Citing continued deterioration in government debt servicing costs and external liquidity, global credit rating agency, Fitch Ratings, has downgraded Nigeria’s long-term foreign-currency Issuer Default Rating (IDR) to ‘B-‘ from ‘B’, saying the outlook is stable. With this development, the agency now rates Nigeria six notches above default and on par with Ecuador and Angola. In a statement it released yesterday, Fitch said: “The downgrade to ‘B-‘reflects continued deterioration in Nigeria’s government debt servicing costs and external liquidity despite high oil prices in 2022.” The agency added: “Low oil production and the expensive subsidy on petrol have consumed most of the fiscal benefit of high oil prices in 2022 and will continue to stress already low government revenue levels. “If implemented, subsidy reduction in 2023 would benefit public finances, but constrained oil production and structurally low domestic non-oil revenue mobilisation will limit potential gains.”

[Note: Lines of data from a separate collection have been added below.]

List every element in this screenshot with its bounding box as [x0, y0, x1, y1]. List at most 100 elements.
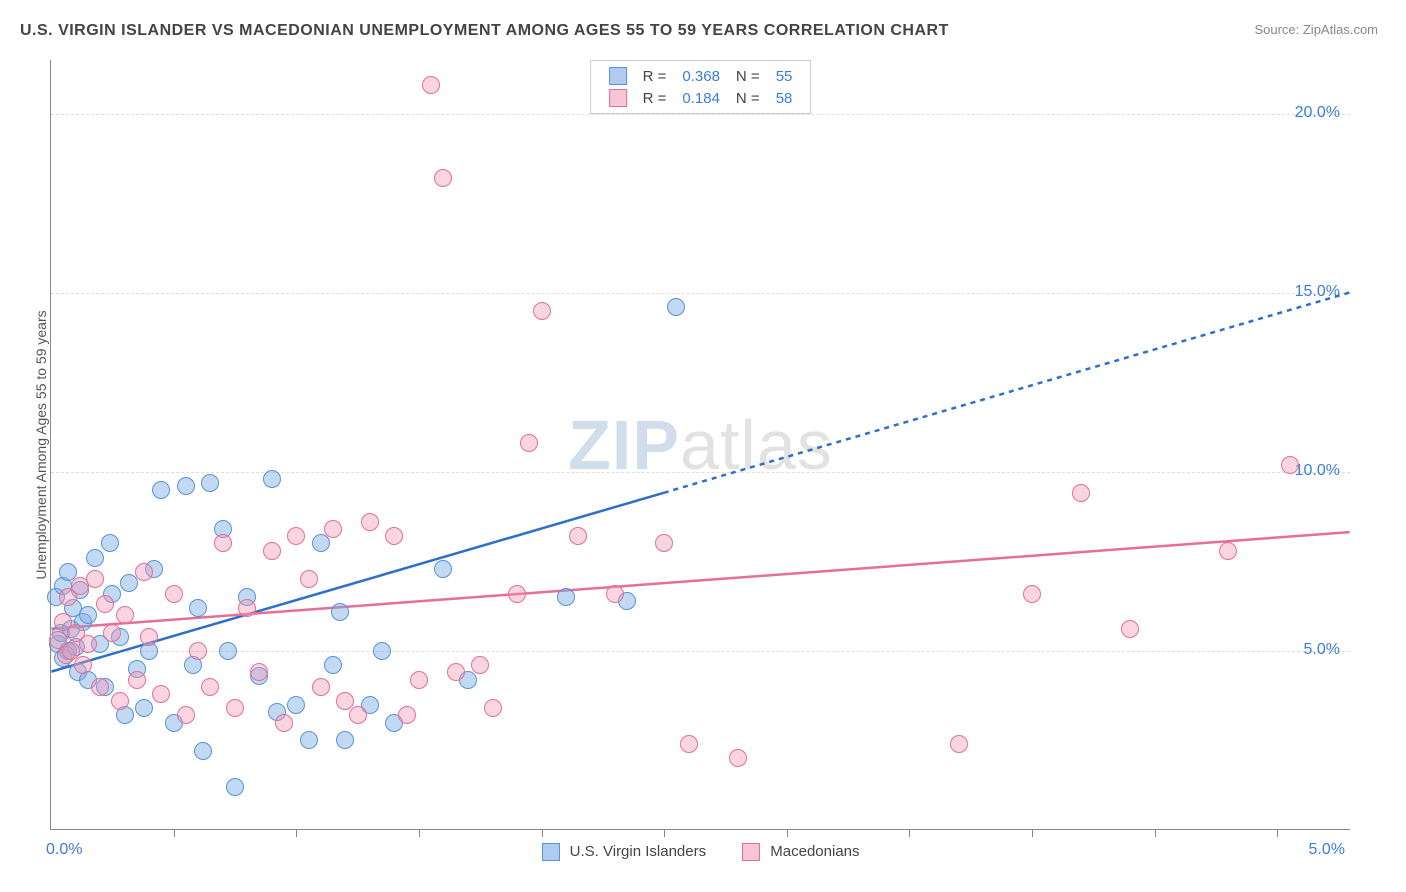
- data-point-mac: [263, 542, 281, 560]
- x-axis-label-min: 0.0%: [46, 841, 82, 859]
- data-point-mac: [398, 706, 416, 724]
- data-point-mac: [1121, 620, 1139, 638]
- plot-area: Unemployment Among Ages 55 to 59 years 5…: [50, 60, 1350, 830]
- data-point-mac: [287, 527, 305, 545]
- data-point-mac: [520, 434, 538, 452]
- data-point-mac: [140, 628, 158, 646]
- x-tick: [787, 829, 788, 837]
- stats-row-usvi: R =0.368N =55: [601, 65, 801, 87]
- data-point-usvi: [152, 481, 170, 499]
- data-point-mac: [508, 585, 526, 603]
- data-point-mac: [361, 513, 379, 531]
- data-point-usvi: [312, 534, 330, 552]
- data-point-mac: [434, 169, 452, 187]
- data-point-usvi: [557, 588, 575, 606]
- x-tick: [542, 829, 543, 837]
- data-point-mac: [238, 599, 256, 617]
- trendline-extend-usvi: [664, 292, 1350, 492]
- data-point-usvi: [331, 603, 349, 621]
- data-point-usvi: [189, 599, 207, 617]
- data-point-usvi: [177, 477, 195, 495]
- data-point-mac: [275, 714, 293, 732]
- data-point-mac: [135, 563, 153, 581]
- data-point-usvi: [373, 642, 391, 660]
- data-point-mac: [324, 520, 342, 538]
- r-label: R =: [635, 65, 675, 87]
- data-point-usvi: [219, 642, 237, 660]
- data-point-mac: [1281, 456, 1299, 474]
- stats-legend: R =0.368N =55R =0.184N =58: [590, 60, 812, 114]
- stats-row-mac: R =0.184N =58: [601, 87, 801, 109]
- data-point-mac: [533, 302, 551, 320]
- data-point-mac: [79, 635, 97, 653]
- data-point-usvi: [194, 742, 212, 760]
- data-point-mac: [74, 656, 92, 674]
- n-label: N =: [728, 65, 768, 87]
- x-tick: [664, 829, 665, 837]
- data-point-mac: [447, 663, 465, 681]
- n-value-mac: 58: [768, 87, 801, 109]
- data-point-mac: [152, 685, 170, 703]
- swatch-usvi: [609, 67, 627, 85]
- series-legend: U.S. Virgin Islanders Macedonians: [523, 843, 877, 861]
- data-point-mac: [300, 570, 318, 588]
- data-point-usvi: [336, 731, 354, 749]
- legend-swatch-usvi: [541, 843, 559, 861]
- data-point-mac: [111, 692, 129, 710]
- data-point-usvi: [226, 778, 244, 796]
- data-point-mac: [226, 699, 244, 717]
- legend-label-mac: Macedonians: [770, 843, 859, 860]
- r-label: R =: [635, 87, 675, 109]
- chart-title: U.S. VIRGIN ISLANDER VS MACEDONIAN UNEMP…: [20, 22, 949, 40]
- data-point-mac: [201, 678, 219, 696]
- data-point-mac: [1072, 484, 1090, 502]
- data-point-mac: [91, 678, 109, 696]
- data-point-usvi: [263, 470, 281, 488]
- data-point-mac: [1219, 542, 1237, 560]
- x-tick: [909, 829, 910, 837]
- data-point-mac: [103, 624, 121, 642]
- data-point-mac: [950, 735, 968, 753]
- x-tick: [1032, 829, 1033, 837]
- data-point-mac: [729, 749, 747, 767]
- x-axis-label-max: 5.0%: [1309, 841, 1345, 859]
- data-point-mac: [177, 706, 195, 724]
- data-point-mac: [312, 678, 330, 696]
- data-point-mac: [410, 671, 428, 689]
- source-label: Source: ZipAtlas.com: [1254, 22, 1378, 37]
- legend-item-usvi: U.S. Virgin Islanders: [541, 843, 706, 860]
- x-tick: [1277, 829, 1278, 837]
- data-point-usvi: [86, 549, 104, 567]
- data-point-mac: [484, 699, 502, 717]
- data-point-mac: [214, 534, 232, 552]
- data-point-mac: [96, 595, 114, 613]
- data-point-mac: [349, 706, 367, 724]
- data-point-mac: [189, 642, 207, 660]
- x-tick: [174, 829, 175, 837]
- data-point-mac: [385, 527, 403, 545]
- r-value-usvi: 0.368: [674, 65, 728, 87]
- n-value-usvi: 55: [768, 65, 801, 87]
- data-point-mac: [569, 527, 587, 545]
- legend-item-mac: Macedonians: [742, 843, 859, 860]
- y-axis-title: Unemployment Among Ages 55 to 59 years: [33, 310, 49, 579]
- data-point-mac: [1023, 585, 1041, 603]
- data-point-mac: [680, 735, 698, 753]
- data-point-mac: [116, 606, 134, 624]
- data-point-mac: [250, 663, 268, 681]
- data-point-mac: [471, 656, 489, 674]
- data-point-mac: [422, 76, 440, 94]
- data-point-mac: [655, 534, 673, 552]
- data-point-usvi: [324, 656, 342, 674]
- data-point-usvi: [79, 606, 97, 624]
- x-tick: [419, 829, 420, 837]
- data-point-usvi: [287, 696, 305, 714]
- data-point-mac: [128, 671, 146, 689]
- data-point-mac: [86, 570, 104, 588]
- n-label: N =: [728, 87, 768, 109]
- data-point-mac: [606, 585, 624, 603]
- x-tick: [296, 829, 297, 837]
- r-value-mac: 0.184: [674, 87, 728, 109]
- data-point-mac: [165, 585, 183, 603]
- swatch-mac: [609, 89, 627, 107]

Fitch said it expects that the implicit subsidy on petrol will cost the government approximately N5 trillion (2.4 per cent of GDP) in foregone revenue from the Nigerian National Petroleum Company in 2022, which will contribute to a widening of the general government (GG) fiscal deficit to 6.1 percent of GDP.

“The foregone revenue stems from the spread between the regulated pump price of petrol, which has averaged N190 per litre, and the import cost, which has averaged above N300 per litre. “The Petroleum Industry Act 2021 contains language mandating a move to a market price for refined fuel products, but plans to phase out the subsidy in 2022 were pushed back owing to higher global oil prices. “In 2023, our base case scenario sees a gradual narrowing of the spread between the pump price and true market price of petrol, which is in line with the government’s proposed 2023 budget.

“However, we expect a longer timeframe for completely phasing out the subsidy, and therefore a higher level of foregone revenue,” the agency said. It predicted that a new administration would likely introduce a supplemental budget next year. “Although the subsidy reform has broad-based political support, Fitch considers that there will likely be public pressure to continue the fuel subsidy. “Lower subsidy costs and a marginal improvement in oil production, will narrow the GG fiscal deficit, but we expect this to remain above 5 percent of GDP in 2023,” the statement said. Fitch forecasts Nigeria’s General Government (GG) debt to increase to 34 per cent of GDP by end-2022. “This includes the Federal Government’s overdraft with the Central Bank of Nigeria. It said: “Nigeria’s debt stock is low compared with the forecast 2022 ‘B’ median of 57.6 per cent of GDP.

“However, its debt servicing metrics are among the highest for Fitch-rated sovereigns. “We forecast government debt/revenue to increase to 580 percent in 2022 and interest/revenue to reach 47.7 per cent, compared with the current ‘B’ medians of 282 per cent and 10.8 per cent, respectively. “Both ratios will remain at broadly the same levels in 2023 before falling slightly in 2024. “At the central government level, Nigeria’s debt metrics are made worse because the FGN holds a higher percentage of GG debt relative to its share of GG revenue. “Interest payments reached 108 percent of FGN revenues in 1H22.”